On December 30, the county public health department issued a mandatory directive ordering anyone traveling from outside the Southern California region to self-quarantine for 10 days.
This includes travel by air, bus or rail, in addition to "intermingling with non-household members." The Southern California Region applies the following counties: Imperial, Inyo, Los Angeles, Mono, Orange, Riverside, San Bernardino, San Diego, San Luis Obispo, Santa Barbara, and Ventura.
The directive specifies that this is a "futherance" of the State's Travel Advisory, which was released on Nov. 13 and advises Californians to avoid non-essential travel outside of their region. The advisory specifies that if Californians do travel, they should quarantine for 14 days upon return.
This is confusing because yet again, we are dealing with overlapping orders that basically say the same thing, with slight differences. The county directive specifies that when under two orders, the public must follow whichever one is most strict, meaning in this case, the county order.
What does that mean for you if you live in L.A. County? If you travel, you should quarantine for 10 days.
What do they mean by "mandatory?" Well, like everything else the county has done, there's no plan for enforcement, meaning no one is going to strap a bracelet on your ankle and put you under house arrest.
But, all transportation hubs, including train stations and airports, are required to "prominently" post notices, informing incoming travelers of the requirements.
There is also a long list of exemptions to the mandatory quarantine, including health care workers, government workers, members of professional sports teams, and anyone coming to L.A. to work on a film or media production operating within the county.
Anne Rimoin, professor of epidemiology at the UCLA Fielding School of Public Health, told our newsroom's local news and culture show, Take Two, that quarantining means, specifically, not leaving the house, at all.
"It means don't go out to grocery stores, don't go to restaurants, don't go to pharmacies, don't run errands, whatever you can do, you stay home — have food delivered if you can. The point is we want to keep people from circulating in the community and potentially spreading more virus."
Take Two's host A Martinez responded by saying what a lot of us are probably thinking. "The order really only works if people are adhering to the honor system, right?" he said, "but I don't know, Professor, if I can trust [people]... or maybe I've given up hope that people will do that."
Rimoin agreed that it's hard to trust others to do the right thing, and aknowledged that we're all tired.
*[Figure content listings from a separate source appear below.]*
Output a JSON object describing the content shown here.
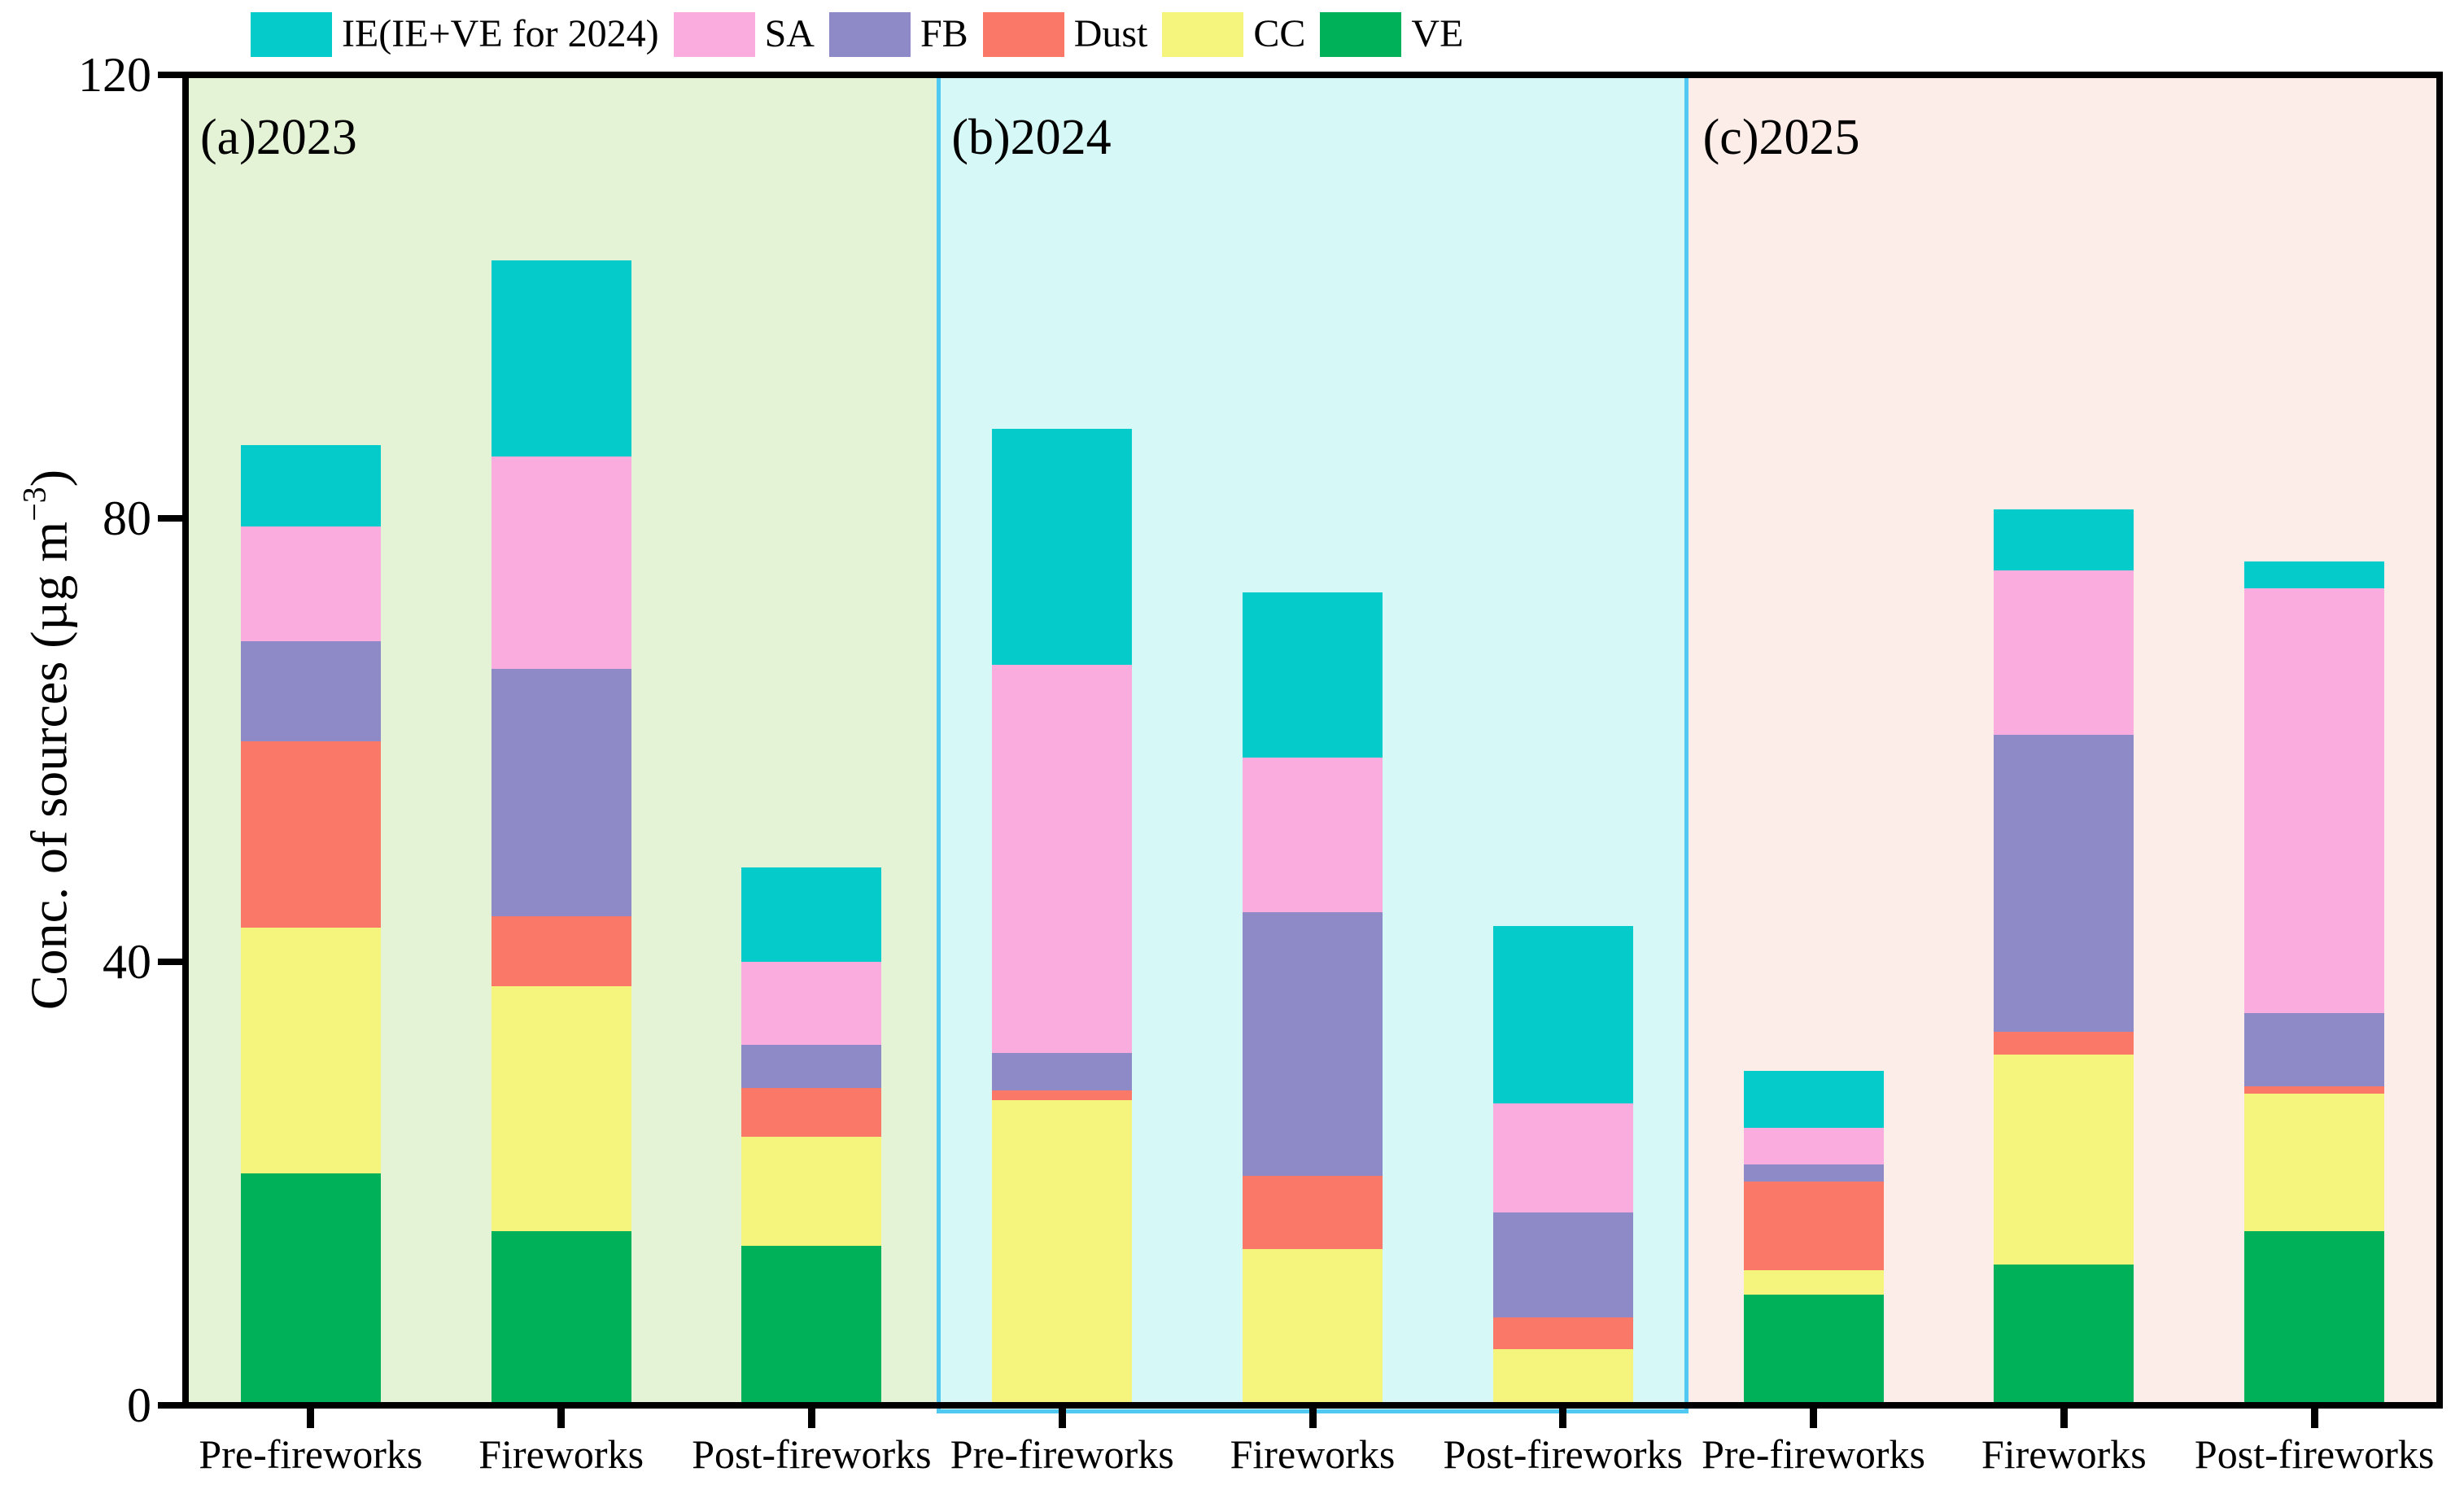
{
  "chart_data": {
    "type": "bar",
    "stacked": true,
    "title": "",
    "xlabel": "",
    "ylabel": "Conc. of sources (µg m⁻³)",
    "ylabel_parts": {
      "main": "Conc. of sources (µg m",
      "sup": "−3",
      "close": ")"
    },
    "ylim": [
      0,
      120
    ],
    "yticks": [
      0,
      40,
      80,
      120
    ],
    "grid": false,
    "legend_position": "top-left",
    "stack_order": [
      "VE",
      "CC",
      "Dust",
      "FB",
      "SA",
      "IE"
    ],
    "colors": {
      "IE": "#05CCCB",
      "SA": "#FBACDE",
      "FB": "#8E8AC8",
      "Dust": "#FA7868",
      "CC": "#F5F57D",
      "VE": "#01B159"
    },
    "legend": [
      {
        "key": "IE",
        "label": "IE(IE+VE for 2024)"
      },
      {
        "key": "SA",
        "label": "SA"
      },
      {
        "key": "FB",
        "label": "FB"
      },
      {
        "key": "Dust",
        "label": "Dust"
      },
      {
        "key": "CC",
        "label": "CC"
      },
      {
        "key": "VE",
        "label": "VE"
      }
    ],
    "panels": [
      {
        "label": "(a)2023",
        "background": "#E4F2D6",
        "border_color": null,
        "categories": [
          "Pre-fireworks",
          "Fireworks",
          "Post-fireworks"
        ],
        "values": {
          "VE": [
            20.9,
            15.7,
            14.4
          ],
          "CC": [
            22.2,
            22.1,
            9.8
          ],
          "Dust": [
            16.8,
            6.3,
            4.4
          ],
          "FB": [
            9.0,
            22.3,
            3.9
          ],
          "SA": [
            10.4,
            19.2,
            7.5
          ],
          "IE": [
            7.3,
            17.7,
            8.5
          ]
        },
        "totals": [
          86.6,
          103.3,
          48.5
        ]
      },
      {
        "label": "(b)2024",
        "background": "#D6F9F8",
        "border_color": "#4FC9F1",
        "categories": [
          "Pre-fireworks",
          "Fireworks",
          "Post-fireworks"
        ],
        "values": {
          "VE": [
            0.0,
            0.0,
            0.0
          ],
          "CC": [
            27.5,
            14.1,
            5.1
          ],
          "Dust": [
            0.9,
            6.6,
            2.8
          ],
          "FB": [
            3.4,
            23.8,
            9.5
          ],
          "SA": [
            35.0,
            13.9,
            9.8
          ],
          "IE": [
            21.3,
            14.9,
            16.0
          ]
        },
        "totals": [
          88.1,
          73.3,
          43.2
        ]
      },
      {
        "label": "(c)2025",
        "background": "#FDEDE8",
        "border_color": null,
        "categories": [
          "Pre-fireworks",
          "Fireworks",
          "Post-fireworks"
        ],
        "values": {
          "VE": [
            10.0,
            12.7,
            15.7
          ],
          "CC": [
            2.2,
            18.9,
            12.4
          ],
          "Dust": [
            8.0,
            2.1,
            0.7
          ],
          "FB": [
            1.5,
            26.8,
            6.6
          ],
          "SA": [
            3.3,
            14.8,
            38.3
          ],
          "IE": [
            5.2,
            5.5,
            2.4
          ]
        },
        "totals": [
          30.2,
          80.8,
          76.1
        ]
      }
    ]
  }
}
But she made a plea for selflessness.
"I am very, very concerned about our hospital system, about how we're going to be able to keep up with the number of cases that we're seeing," she said. "We are in a very precarious situation and that's the truth of the matter, so everybody should do their part. I know it's hard. I know it's tiring. We're all tired, but now is the time to be more vigilant than ever before."
To illustrate those numbers, she pointed to one statistic: In August, 1 in 800 people in L.A. County was infected with COVID-19. Right before Thanksgiving, that dropped to 1 in 145 people. Now it's 1 in 60.
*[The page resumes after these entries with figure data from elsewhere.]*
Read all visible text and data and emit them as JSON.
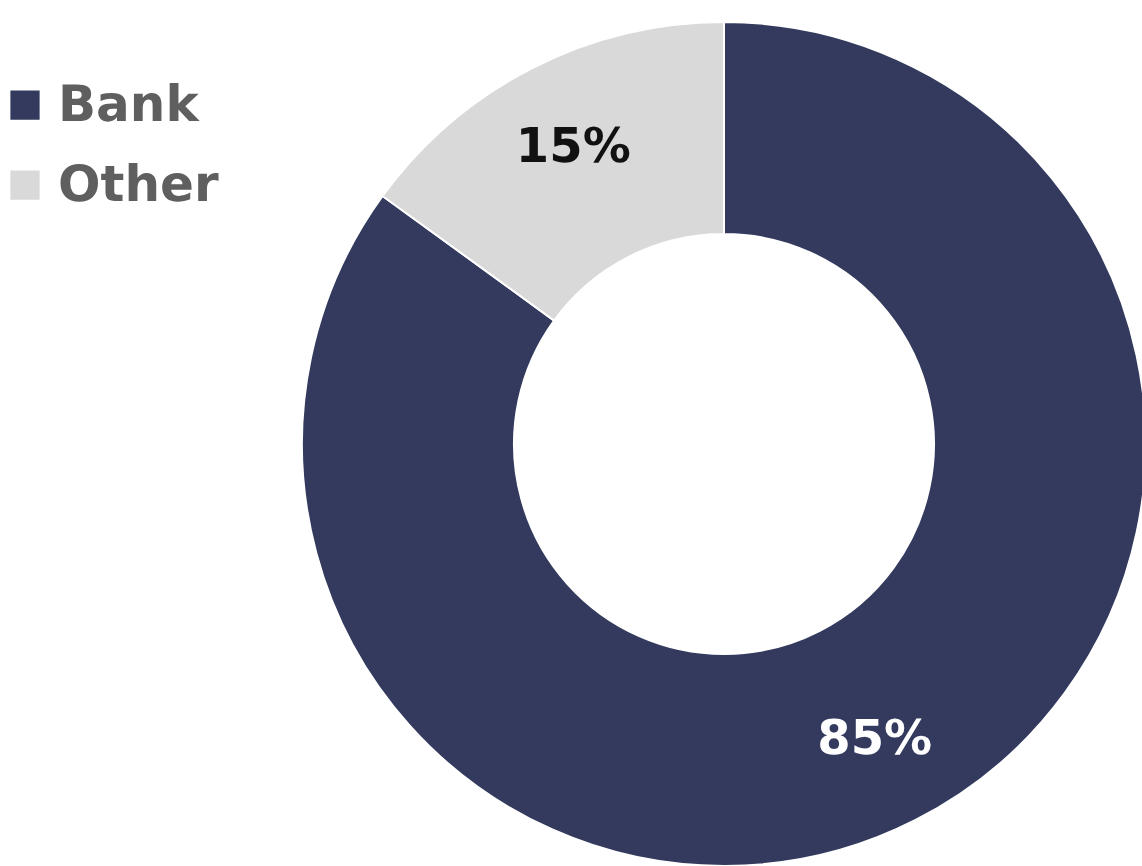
{
  "chart_data": {
    "type": "donut",
    "categories": [
      "Bank",
      "Other"
    ],
    "values": [
      85,
      15
    ],
    "colors": [
      "#333a5e",
      "#d9d9d9"
    ],
    "value_labels": [
      "85%",
      "15%"
    ],
    "legend": "top left"
  }
}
Dr. Peter Chin-Hong, an infectious disease specialist at UC San Francisco, spoke to host Larry Mantle on our newsroom's public affairs show, AirTalk, about the mandatory directive. He says he thinks it's a good policy, but is concerned that it won't make a difference.
"I think it's extremely difficult to enforce this," he said. "I don't think it's been adhered to in San Francisco (which already has a similar order). Just personally, I've heard of lots of people traveling all during this time... I'm worried that it will just, again, be something that you can aspire to, but no one will end up doing it."
Chin-Hong added that the order is missing suggestions on when and how often to get tested, which could add to the confusion and potential lack of compliance.
For a gilmpse into how other countries do it better, see this Tweet thread from LAist Reporter Josie Huang, who is currently under a real mandatory quarantine in Tapei. By real, we mean actually enforced, planned and structured.
Upon arrival, travelers are required to have a Taiwanese phone, so that authorities can track your location and make sure you're staying put. Only certain taxis are permitted to transport quarantining travelers; and some hotels have separate entrances for them.
Soon after you land at TPE, you're asked if you have a phone that works in Taiwan. If not, you have to buy a SIM card so authorities can location-track you & make sure you're sticking to quarantine.— Josie Huang (@josie_huang) December 31, 2020
For $35, you get 30 days unlimited 4G data. Sales rep promises "no throttling" pic.twitter.com/97R8WwavjM
Maybe that's part of the reason why Taiwan has only has 7 deaths and 799 reported cases of COVID-19, on an island of nearly 24 million.
Megan Nguyen contributed to this story.